Cumhuriyet gazetesinden Sertaç Eş'in haberine göre, kendisinin görevde olduğu dönemde MİT'ten hiçbir bilgi alamadığını açıklayan eski Genelkurmay Başkanı Orgeneral İlker Başbuğ'un kendi yaptırdığı çalışmayı da uygulamaya koyamadığı öğrenildi.
Türk Silahlı Kuvvetleri'nde (TSK) cemaatçi yapılanma konusunda rapor hazırlatan Başbuğ'un hedef alınarak, tutuklanma nedenlerinin en önemlilerinden birisinin de bu olduğuna dikkat çekiliyor. İlker Başbuğ'un, darbe girişiminin ardından bir televizyon kanalında yaptığı açıklamalar dikkat çekti. Kendi döneminde MİT'ten cemaate ilişkin bilgi gelmediğini iddia eden Başbuğ'un bu konuya önlem almak için bazı girişimlerde bulunduğu öğrenildi.
KURMAY ALBAY HAKKINDA YOĞUN OLARAK DEDİKODULAR ÇIKARILDI
Edinilen bilgilere göre Başbuğ, Kara Kuvvetleri Komutanlığı yaptığı dönemde cemaatçi yapılanmaya ilişkin bir çalışma başlattı. Bu amaçla iki kurmay albayın başında bulunduğu bir ekip kuruldu. Ekip özellikle Kara Kuvvetleri Personel Başkanlığı ve özellikle de tayin atama şube merkezli kapsamlı bir çalışma yürüttü. Bu çalışmada kurumda bulunan ve sızmış cemaat sempatizanları büyük oranda tespit edildi. Ancak siyasi iktidarın cemaate bakış açısı nedeniyle hazırlanan raporun uygulamaya konulması sağlanamadı. Başbuğ'un Genelkurmay Başkanı olduğu dönemde raporu hazırlayan ekibin başında bulunan ve istihbaratçı yönüyle de bilinen kurmay albay hakkında yoğun olarak dedikodular çıkarıldı. Aile yaşamı hedefe konan komando kökenli kurmay albay, herkesin terfi beklediği bir dönemde terfi edemedi.

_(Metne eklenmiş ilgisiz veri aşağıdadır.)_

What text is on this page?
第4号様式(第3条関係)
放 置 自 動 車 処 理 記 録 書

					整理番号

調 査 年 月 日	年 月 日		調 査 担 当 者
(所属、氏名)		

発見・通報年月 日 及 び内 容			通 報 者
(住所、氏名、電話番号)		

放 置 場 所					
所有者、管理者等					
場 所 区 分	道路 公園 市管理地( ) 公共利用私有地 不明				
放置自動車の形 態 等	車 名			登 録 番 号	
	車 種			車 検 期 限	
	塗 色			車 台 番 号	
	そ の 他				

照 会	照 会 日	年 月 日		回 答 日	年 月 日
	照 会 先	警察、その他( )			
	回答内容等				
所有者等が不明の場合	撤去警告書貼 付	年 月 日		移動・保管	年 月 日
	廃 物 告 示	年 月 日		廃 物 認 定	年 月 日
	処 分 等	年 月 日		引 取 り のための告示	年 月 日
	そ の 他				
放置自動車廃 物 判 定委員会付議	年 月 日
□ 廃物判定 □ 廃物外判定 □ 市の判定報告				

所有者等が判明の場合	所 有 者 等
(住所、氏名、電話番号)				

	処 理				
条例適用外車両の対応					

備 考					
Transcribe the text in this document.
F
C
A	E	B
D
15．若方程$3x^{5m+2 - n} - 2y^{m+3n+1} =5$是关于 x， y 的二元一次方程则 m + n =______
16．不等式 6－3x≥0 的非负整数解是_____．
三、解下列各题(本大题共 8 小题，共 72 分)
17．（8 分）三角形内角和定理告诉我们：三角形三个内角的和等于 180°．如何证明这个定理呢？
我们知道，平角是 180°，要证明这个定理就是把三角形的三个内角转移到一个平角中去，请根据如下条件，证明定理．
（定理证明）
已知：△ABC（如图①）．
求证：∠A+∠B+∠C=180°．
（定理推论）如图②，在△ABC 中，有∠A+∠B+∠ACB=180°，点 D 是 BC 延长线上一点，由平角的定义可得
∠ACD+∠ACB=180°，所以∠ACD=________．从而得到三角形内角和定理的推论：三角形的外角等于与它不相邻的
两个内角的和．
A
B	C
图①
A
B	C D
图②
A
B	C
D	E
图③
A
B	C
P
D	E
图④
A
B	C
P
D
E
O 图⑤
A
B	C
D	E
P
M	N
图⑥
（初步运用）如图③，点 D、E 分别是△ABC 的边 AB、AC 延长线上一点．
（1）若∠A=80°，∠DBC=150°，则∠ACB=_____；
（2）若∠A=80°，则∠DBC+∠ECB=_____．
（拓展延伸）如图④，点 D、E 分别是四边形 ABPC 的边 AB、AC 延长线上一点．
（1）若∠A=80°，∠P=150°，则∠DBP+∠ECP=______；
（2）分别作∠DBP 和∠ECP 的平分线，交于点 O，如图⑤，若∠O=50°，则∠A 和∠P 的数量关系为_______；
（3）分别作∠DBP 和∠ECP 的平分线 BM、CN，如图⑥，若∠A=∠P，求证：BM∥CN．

Kurmay albay, Başbuğ'un da emekliye ayrılmasının ardından kendi isteğiyle emekliliğini istedi.
Ayrıca Başbuğ'un Genelkurmay Başkanlığı döneminde, personel başkanlığındaki cemaatin hedef aldığı bazı isimlerin yerinde kalmasını sağladığı da dile getirildi. Ancak hazırlanan ve uygulama şansı bulunmayan çalışmanın TSK hakkındaki kampanyanın hızlandırılması ve Başbuğ'un tutuklanma sürecinin en önemli nedenlerinden biri olduğu savunuluyor.